If you have a BCS Plus subscription, you have access to the Malware Prevention Component (MPC) included in the BCS agent for Windows endpoints. The MPC provides file-based security with several levels of risk analysis, including:
- Checking against known malware signatures
- Static file analysis
- Dynamic thread analysis
Note that the MPC is disabled by default as described below. This article discusses the features of the MPC; to configure, see How to Set Threat Policies.
Threat policies are configured on the THREAT POLICY page to specify how you want to handle files determined to be clean, suspicious, or malicious.
- A file is deemed suspicious if the file has certain attributes associated with malware, but the scanner cannot make an absolute determination.
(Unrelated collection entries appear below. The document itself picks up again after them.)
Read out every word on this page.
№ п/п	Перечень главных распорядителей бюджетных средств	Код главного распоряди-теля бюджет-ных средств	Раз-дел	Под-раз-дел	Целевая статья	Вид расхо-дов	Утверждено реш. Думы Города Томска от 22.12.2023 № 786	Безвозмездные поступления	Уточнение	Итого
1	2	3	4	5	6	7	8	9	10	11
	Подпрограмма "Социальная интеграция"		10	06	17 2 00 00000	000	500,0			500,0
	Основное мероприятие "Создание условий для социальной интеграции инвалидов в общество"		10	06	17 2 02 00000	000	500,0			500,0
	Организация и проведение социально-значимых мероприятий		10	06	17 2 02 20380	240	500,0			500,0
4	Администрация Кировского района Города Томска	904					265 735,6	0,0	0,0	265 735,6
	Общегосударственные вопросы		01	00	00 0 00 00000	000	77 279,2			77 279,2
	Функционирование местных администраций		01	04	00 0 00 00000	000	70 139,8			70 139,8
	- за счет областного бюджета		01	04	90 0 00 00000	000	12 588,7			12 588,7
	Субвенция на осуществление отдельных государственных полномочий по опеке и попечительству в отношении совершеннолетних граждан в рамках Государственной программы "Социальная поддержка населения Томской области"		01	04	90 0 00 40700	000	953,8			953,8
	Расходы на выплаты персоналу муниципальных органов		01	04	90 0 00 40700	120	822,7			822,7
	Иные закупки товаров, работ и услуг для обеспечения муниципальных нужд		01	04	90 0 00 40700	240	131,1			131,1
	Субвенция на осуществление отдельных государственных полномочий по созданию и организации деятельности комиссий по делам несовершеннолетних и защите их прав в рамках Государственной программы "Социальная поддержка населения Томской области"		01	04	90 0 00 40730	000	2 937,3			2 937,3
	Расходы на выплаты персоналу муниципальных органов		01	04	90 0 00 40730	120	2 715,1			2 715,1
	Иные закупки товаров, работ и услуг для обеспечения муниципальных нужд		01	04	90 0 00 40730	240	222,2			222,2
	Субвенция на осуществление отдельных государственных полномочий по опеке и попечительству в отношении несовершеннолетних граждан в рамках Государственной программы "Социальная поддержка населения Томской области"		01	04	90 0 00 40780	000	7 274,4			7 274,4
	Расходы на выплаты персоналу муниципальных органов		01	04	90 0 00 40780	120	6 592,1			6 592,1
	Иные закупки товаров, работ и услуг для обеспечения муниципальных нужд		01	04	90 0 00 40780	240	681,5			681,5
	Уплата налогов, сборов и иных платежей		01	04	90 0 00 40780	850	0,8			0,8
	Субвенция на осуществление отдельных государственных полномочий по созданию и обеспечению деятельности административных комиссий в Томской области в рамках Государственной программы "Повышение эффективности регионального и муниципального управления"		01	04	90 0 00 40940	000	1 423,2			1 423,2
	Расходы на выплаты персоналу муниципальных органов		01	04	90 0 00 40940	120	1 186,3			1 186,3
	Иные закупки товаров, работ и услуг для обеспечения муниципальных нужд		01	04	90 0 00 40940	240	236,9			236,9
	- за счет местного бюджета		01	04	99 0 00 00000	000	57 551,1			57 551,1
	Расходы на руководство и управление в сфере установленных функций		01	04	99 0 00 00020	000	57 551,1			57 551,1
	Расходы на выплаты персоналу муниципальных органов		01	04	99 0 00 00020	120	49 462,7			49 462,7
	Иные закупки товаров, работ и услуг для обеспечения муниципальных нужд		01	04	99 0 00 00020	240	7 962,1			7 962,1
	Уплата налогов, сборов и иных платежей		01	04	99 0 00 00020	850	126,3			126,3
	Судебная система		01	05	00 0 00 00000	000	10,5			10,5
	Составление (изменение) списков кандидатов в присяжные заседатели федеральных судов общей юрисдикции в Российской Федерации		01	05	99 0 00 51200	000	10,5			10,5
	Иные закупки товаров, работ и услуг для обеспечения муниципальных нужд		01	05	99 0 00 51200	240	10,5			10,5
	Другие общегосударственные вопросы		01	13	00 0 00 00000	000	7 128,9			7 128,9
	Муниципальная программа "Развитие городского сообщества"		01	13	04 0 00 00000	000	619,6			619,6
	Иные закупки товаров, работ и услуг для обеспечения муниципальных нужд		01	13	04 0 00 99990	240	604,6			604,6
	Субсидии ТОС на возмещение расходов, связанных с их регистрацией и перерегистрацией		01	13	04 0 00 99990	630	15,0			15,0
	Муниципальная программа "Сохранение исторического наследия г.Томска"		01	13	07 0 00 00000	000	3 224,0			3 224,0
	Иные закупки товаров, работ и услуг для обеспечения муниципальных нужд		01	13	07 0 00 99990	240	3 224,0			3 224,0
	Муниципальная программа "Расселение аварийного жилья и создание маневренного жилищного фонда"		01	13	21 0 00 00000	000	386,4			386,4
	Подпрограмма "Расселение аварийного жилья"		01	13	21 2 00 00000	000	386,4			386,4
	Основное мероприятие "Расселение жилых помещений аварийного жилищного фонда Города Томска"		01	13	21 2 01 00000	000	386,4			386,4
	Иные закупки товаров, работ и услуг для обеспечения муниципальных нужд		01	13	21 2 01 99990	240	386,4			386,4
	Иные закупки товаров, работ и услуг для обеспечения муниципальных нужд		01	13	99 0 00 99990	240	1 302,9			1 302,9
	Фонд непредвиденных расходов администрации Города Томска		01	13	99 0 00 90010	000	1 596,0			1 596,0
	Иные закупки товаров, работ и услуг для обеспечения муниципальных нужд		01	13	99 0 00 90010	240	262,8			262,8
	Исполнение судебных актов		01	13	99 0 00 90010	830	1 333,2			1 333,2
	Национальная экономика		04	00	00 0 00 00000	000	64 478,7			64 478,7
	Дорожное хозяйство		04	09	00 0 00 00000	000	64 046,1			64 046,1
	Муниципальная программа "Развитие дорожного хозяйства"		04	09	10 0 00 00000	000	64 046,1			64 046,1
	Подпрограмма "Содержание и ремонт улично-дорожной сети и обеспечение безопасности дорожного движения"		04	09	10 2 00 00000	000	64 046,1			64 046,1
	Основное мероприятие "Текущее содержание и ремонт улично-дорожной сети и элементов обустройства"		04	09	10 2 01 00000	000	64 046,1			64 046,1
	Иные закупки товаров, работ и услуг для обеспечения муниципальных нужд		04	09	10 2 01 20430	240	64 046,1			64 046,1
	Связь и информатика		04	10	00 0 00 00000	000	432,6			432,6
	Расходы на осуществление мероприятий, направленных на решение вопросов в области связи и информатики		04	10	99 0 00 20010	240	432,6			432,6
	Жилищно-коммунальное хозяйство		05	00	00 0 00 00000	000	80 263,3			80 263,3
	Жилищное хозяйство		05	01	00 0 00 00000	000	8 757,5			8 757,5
For example, the scanner cannot access a password-protected or encrypted file, and therefore cannot determine if the file is a real threat. If a 7z format archive is opened or extracted by the user, then the scanner can access the files and detect and block threats.
- A file is malicious if Barracuda Content Shield has scanned the file and has designated that file as a threat that should not be accessed by users. Malicious files (on local drives) are removed. On network and removable drives, they are not removed, but blocked from opening or executing.
- A file is clean if no malicious or suspicious indicators were found by any scanners.
You can enable the MPC by setting Malware Prevention to Enabled on the THREAT POLICY page.
When the Malware Prevention Scanner Runs on the Endpoint
When enabled, threat policies you configure on the THREAT POLICY page sync with endpoint machines running the BCS agent every 5 minutes, and the file scanner runs on the client machine:
- Upon installation, performing a full system scan
- Whenever the user accesses or downloads a file
- Based on the (optional) frequency you configure using the Schedule Full Scan setting (on the THREAT POLICY page)
Files Excluded From Scanning
Files can be excluded from or exempt from scanning based on policies you set in BCS
- Process exclusions (on-access scanner only) as configured on the EXEMPTION POLICIES page.
Path or file name exclusions as configured on the THREAT POLICY page.
Note that for application binaries, only full paths are accepted, no wildcards (*) are allowed. Network exemptions, however, do support wildcards.- File type exemptions (e.g. Microsoft Office files, PDFs, executables) configured on the THREAT POLICY page.
Scheduling Scans
You can either run a scan immediately by clicking RUN NOW on the THREAT POLICY page, or click SCHEDULE to set a regular scan schedule for endpoints. See How to Set Threat Policies for details.